I think of asking him about the friends, but don't really need to hear about how many he has. I hope none of them were girls. Ugh. Why would I hope that? It doesn't matter anymore.

We're both silent for a while. I realize that maybe he is not interested in talking about things like this. I wonder what he was expecting when he asked me up here and tried to talk about us. He looks sad and resigned, as he stares out at the city. I find myself stepping toward him. A part of me thinks I should just be nicer to him. Why not? With twenty-four tributes, the odds are that neither of us will even get the chance to kill each other. I reach out and rest my hand on the back of Peeta's. He quickly turns it over and then our hands are cupped and he's squeezing mine tightly. He turns and his eyes meet mine again. He still looks sad, how could he not be? I know I'm sad. In spite of myself, I lift my free hand up and gently graze my fingers over the spot where Peeta's jaw is bruised from when Haymitch hit him. I've never been hit in my life, and I'm sure it hurt badly.

"All the things I hoped for," Peeta says, "the things I pictured, none of it can happen now."

I really hope he's not talking about things he pictured happening between us in particular, because the thought of that is devastating, somehow. I take a deep breath and lower my eyes from his. This was a bad idea. I thought talking to someone might make me feel better, but it's only making me feel horrible and angry. I feel so angry that Peeta and I are going to die, before we've even lived. But that's the idea, I suppose. That's the whole point of the Games.

I raise my gaze up to his again and can't bear the way he's looking at me. "I'm tired," I say, pulling my hand away from his. "I want to go to bed now."

I quickly turn and head for the door, hearing his footfalls behind me.
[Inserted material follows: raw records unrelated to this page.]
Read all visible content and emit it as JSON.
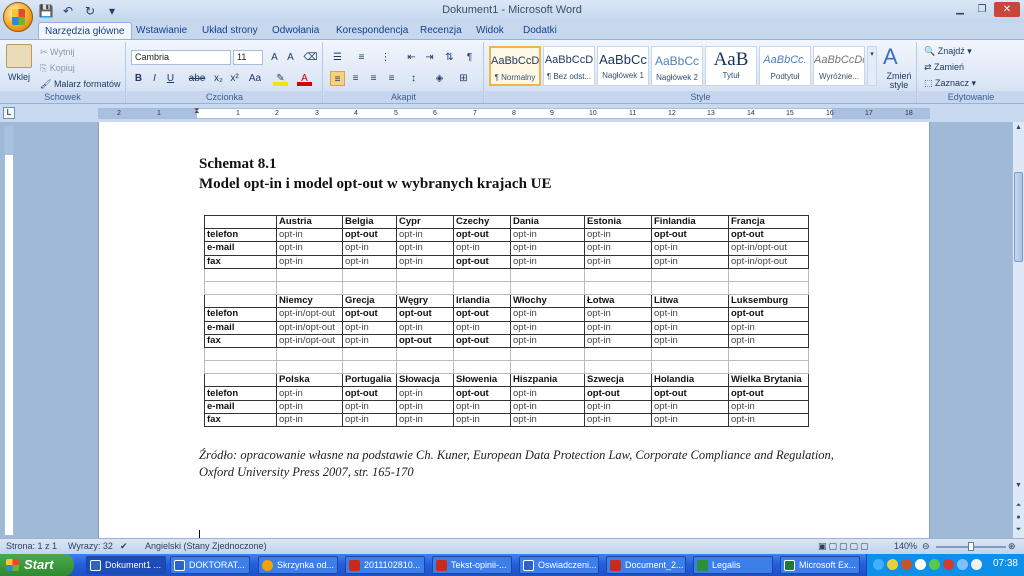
{
  "window": {
    "title": "Dokument1 - Microsoft Word"
  },
  "qat": {
    "save": "💾",
    "undo": "↶",
    "redo": "↻",
    "more": "▾"
  },
  "tabs": [
    "Narzędzia główne",
    "Wstawianie",
    "Układ strony",
    "Odwołania",
    "Korespondencja",
    "Recenzja",
    "Widok",
    "Dodatki"
  ],
  "ribbon": {
    "clipboard": {
      "paste": "Wklej",
      "cut": "Wytnij",
      "copy": "Kopiuj",
      "format_painter": "Malarz formatów",
      "label": "Schowek"
    },
    "font": {
      "name": "Cambria",
      "size": "11",
      "label": "Czcionka",
      "bold": "B",
      "italic": "I",
      "underline": "U",
      "strike": "abe",
      "sub": "x₂",
      "sup": "x²",
      "case": "Aa"
    },
    "paragraph": {
      "label": "Akapit"
    },
    "styles": {
      "label": "Style",
      "items": [
        {
          "sample": "AaBbCcD",
          "name": "¶ Normalny"
        },
        {
          "sample": "AaBbCcD",
          "name": "¶ Bez odst..."
        },
        {
          "sample": "AaBbCc",
          "name": "Nagłówek 1"
        },
        {
          "sample": "AaBbCc",
          "name": "Nagłówek 2"
        },
        {
          "sample": "AaB",
          "name": "Tytuł"
        },
        {
          "sample": "AaBbCc.",
          "name": "Podtytuł"
        },
        {
          "sample": "AaBbCcDc",
          "name": "Wyróżnie..."
        }
      ],
      "change": "Zmień style"
    },
    "editing": {
      "find": "Znajdź",
      "replace": "Zamień",
      "select": "Zaznacz",
      "label": "Edytowanie"
    }
  },
  "ruler_ticks": [
    "2",
    "1",
    "1",
    "2",
    "3",
    "4",
    "5",
    "6",
    "7",
    "8",
    "9",
    "10",
    "11",
    "12",
    "13",
    "14",
    "15",
    "16",
    "17",
    "18"
  ],
  "document": {
    "heading1": "Schemat 8.1",
    "heading2": "Model opt-in i model opt-out w wybranych krajach UE",
    "source": "Źródło: opracowanie własne na podstawie Ch. Kuner, European Data Protection Law, Corporate Compliance and Regulation, Oxford University Press 2007, str. 165-170",
    "table": {
      "blocks": [
        {
          "countries": [
            "Austria",
            "Belgia",
            "Cypr",
            "Czechy",
            "Dania",
            "Estonia",
            "Finlandia",
            "Francja"
          ],
          "rows": [
            {
              "label": "telefon",
              "values": [
                "opt-in",
                "opt-out",
                "opt-in",
                "opt-out",
                "opt-in",
                "opt-in",
                "opt-out",
                "opt-out"
              ]
            },
            {
              "label": "e-mail",
              "values": [
                "opt-in",
                "opt-in",
                "opt-in",
                "opt-in",
                "opt-in",
                "opt-in",
                "opt-in",
                "opt-in/opt-out"
              ]
            },
            {
              "label": "fax",
              "values": [
                "opt-in",
                "opt-in",
                "opt-in",
                "opt-out",
                "opt-in",
                "opt-in",
                "opt-in",
                "opt-in/opt-out"
              ]
            }
          ]
        },
        {
          "countries": [
            "Niemcy",
            "Grecja",
            "Węgry",
            "Irlandia",
            "Włochy",
            "Łotwa",
            "Litwa",
            "Luksemburg"
          ],
          "rows": [
            {
              "label": "telefon",
              "values": [
                "opt-in/opt-out",
                "opt-out",
                "opt-out",
                "opt-out",
                "opt-in",
                "opt-in",
                "opt-in",
                "opt-out"
              ]
            },
            {
              "label": "e-mail",
              "values": [
                "opt-in/opt-out",
                "opt-in",
                "opt-in",
                "opt-in",
                "opt-in",
                "opt-in",
                "opt-in",
                "opt-in"
              ]
            },
            {
              "label": "fax",
              "values": [
                "opt-in/opt-out",
                "opt-in",
                "opt-out",
                "opt-out",
                "opt-in",
                "opt-in",
                "opt-in",
                "opt-in"
              ]
            }
          ]
        },
        {
          "countries": [
            "Polska",
            "Portugalia",
            "Słowacja",
            "Słowenia",
            "Hiszpania",
            "Szwecja",
            "Holandia",
            "Wielka Brytania"
          ],
          "rows": [
            {
              "label": "telefon",
              "values": [
                "opt-in",
                "opt-out",
                "opt-in",
                "opt-out",
                "opt-in",
                "opt-out",
                "opt-out",
                "opt-out"
              ]
            },
            {
              "label": "e-mail",
              "values": [
                "opt-in",
                "opt-in",
                "opt-in",
                "opt-in",
                "opt-in",
                "opt-in",
                "opt-in",
                "opt-in"
              ]
            },
            {
              "label": "fax",
              "values": [
                "opt-in",
                "opt-in",
                "opt-in",
                "opt-in",
                "opt-in",
                "opt-in",
                "opt-in",
                "opt-in"
              ]
            }
          ]
        }
      ]
    }
  },
  "status": {
    "page": "Strona: 1 z 1",
    "words": "Wyrazy: 32",
    "language": "Angielski (Stany Zjednoczone)",
    "zoom": "140%"
  },
  "taskbar": {
    "start": "Start",
    "tasks": [
      "Dokument1 ...",
      "DOKTORAT...",
      "Skrzynka od...",
      "2011102810...",
      "Tekst-opinii-...",
      "Oswiadczeni...",
      "Document_2...",
      "Legalis",
      "Microsoft Ex..."
    ],
    "clock": "07:38"
  }
}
We return to the hall outside our rooms, say goodnight, and then I go into my room. I take a shower, change into some sleeping clothes and lie down in the bed. I find myself brushing my hand across the big, empty space beside me and thinking of Prim. My little sister, who I love more than anyone else in the world. I miss her and can't believe I'll never see her again. At least she's safe at home. I remind myself that if I wasn't here now, Prim would be, and I can't stand the thought of that.
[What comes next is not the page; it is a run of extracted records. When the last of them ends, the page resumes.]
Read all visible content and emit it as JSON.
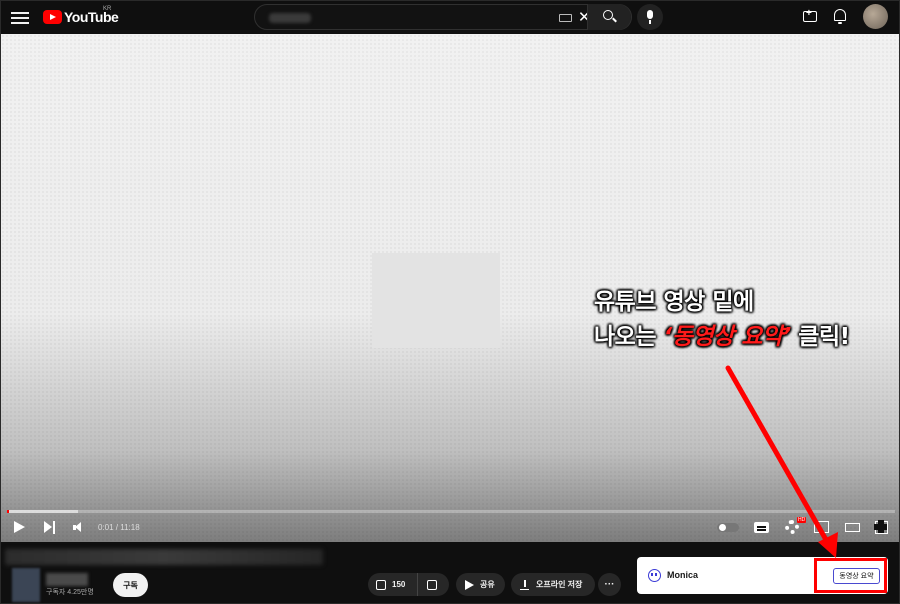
{
  "header": {
    "logo_text": "YouTube",
    "logo_region": "KR"
  },
  "player": {
    "time_display": "0:01 / 11:18",
    "progress_fraction": 0.0015,
    "buffer_fraction": 0.08,
    "settings_badge": "HD"
  },
  "annotation": {
    "line1": "유튜브 영상 밑에",
    "line2_prefix": "나오는 ",
    "line2_highlight": "‘동영상 요약’",
    "line2_suffix": " 클릭!",
    "highlight_color": "#ff1a1a"
  },
  "below_video": {
    "sub_count": "구독자 4.25만명",
    "subscribe_label": "구독",
    "like_count": "150",
    "share_label": "공유",
    "download_label": "오프라인 저장",
    "more_label": "···"
  },
  "monica": {
    "name": "Monica",
    "summary_button": "동영상 요약"
  },
  "colors": {
    "brand_red": "#ff0000",
    "background": "#0f0f0f",
    "monica_accent": "#3b3bd6"
  }
}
I think of my parents. I wish I could hug my mother one more time, and I wish my father was here to sing me to sleep. I remember my mother brushing and braiding my hair for the reaping. It feels like that was a thousand years ago. I think of my father's last words to me: "Never give up." Of course I'll never give up, but neither will the other twenty-three tributes.

Next, I think of Madge. She was teaching me a new song on her piano at home. I'm not very good; not nearly as good as Madge, but it's fun. She's always nice and tries to be encouraging, even though I play nothing but mistakes. I can't help picturing her eating alone at lunch time and walking home from school alone. Or, will she still want to walk with Prim? I don't know. Madge is an only child, and I know Prim likes her, so maybe they can be friends. In fact, I hope they'll become as close as sisters.
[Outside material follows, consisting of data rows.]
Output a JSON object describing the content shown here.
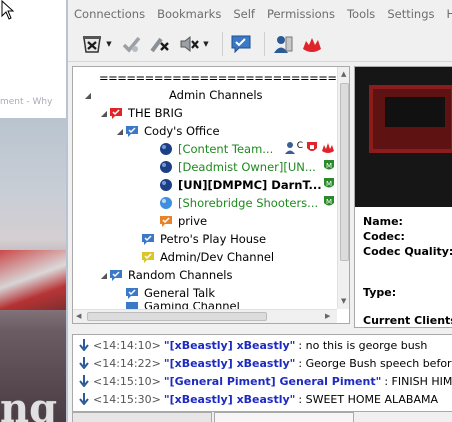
{
  "background_page": {
    "breadcrumb": "ment - Why",
    "photo_text": "ng"
  },
  "menubar": {
    "items": [
      "Connections",
      "Bookmarks",
      "Self",
      "Permissions",
      "Tools",
      "Settings",
      "H"
    ]
  },
  "toolbar": {
    "buttons": [
      "disconnect-icon",
      "away-icon",
      "mute-microphone-icon",
      "mute-speakers-icon",
      "chat-icon",
      "contacts-icon",
      "teamspeak-icon"
    ]
  },
  "tree": {
    "rows": [
      {
        "label": "==========================",
        "style": "normal"
      },
      {
        "label": "Admin Channels",
        "style": "normal"
      },
      {
        "label": "THE BRIG",
        "style": "normal"
      },
      {
        "label": "Cody's Office",
        "style": "normal"
      },
      {
        "label": "[Content Team...",
        "style": "green"
      },
      {
        "label": "[Deadmist Owner][UN...",
        "style": "green"
      },
      {
        "label": "[UN][DMPMC] DarnT...",
        "style": "bold"
      },
      {
        "label": "[Shorebridge Shooters...",
        "style": "green"
      },
      {
        "label": "prive",
        "style": "normal"
      },
      {
        "label": "Petro's Play House",
        "style": "normal"
      },
      {
        "label": "Admin/Dev Channel",
        "style": "normal"
      },
      {
        "label": "Random Channels",
        "style": "normal"
      },
      {
        "label": "General Talk",
        "style": "normal"
      },
      {
        "label": "Gaming Channel",
        "style": "normal"
      }
    ],
    "badge_c": "C",
    "badge_m": "M"
  },
  "info": {
    "name_label": "Name:",
    "codec_label": "Codec:",
    "codec_quality_label": "Codec Quality:",
    "type_label": "Type:",
    "current_clients_label": "Current Clients:"
  },
  "chat": {
    "lines": [
      {
        "time": "<14:14:10>",
        "nick": "\"[xBeastly] xBeastly\"",
        "message": ": no this is george bush"
      },
      {
        "time": "<14:14:22>",
        "nick": "\"[xBeastly] xBeastly\"",
        "message": ": George Bush speech before he pas"
      },
      {
        "time": "<14:15:10>",
        "nick": "\"[General Piment] General Piment\"",
        "message": ": FINISH HIM"
      },
      {
        "time": "<14:15:30>",
        "nick": "\"[xBeastly] xBeastly\"",
        "message": ": SWEET HOME ALABAMA"
      }
    ]
  },
  "colors": {
    "nick_blue": "#1d2ac0",
    "client_green": "#1f8a1f",
    "brand_red": "#e0252a"
  }
}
And…Peeta. In some ways, it is the worst to think of him, because I can't hope for the best for Peeta. I can't imagine that he'll get over losing me, and be able to move on with his life and be happy again one day. Because Peeta is going to die, too. He's never going to see his family again. Someone, some other victim of the cruelties of the Capitol, will kill him. A hovercraft will come to collect his body, and that will be it. No more Peeta. And after, or maybe before, there will be no more me, either.

Eventually, I cry myself to sleep. I have disturbing dreams filled with memories of things that I've seen happen in past Hunger Games.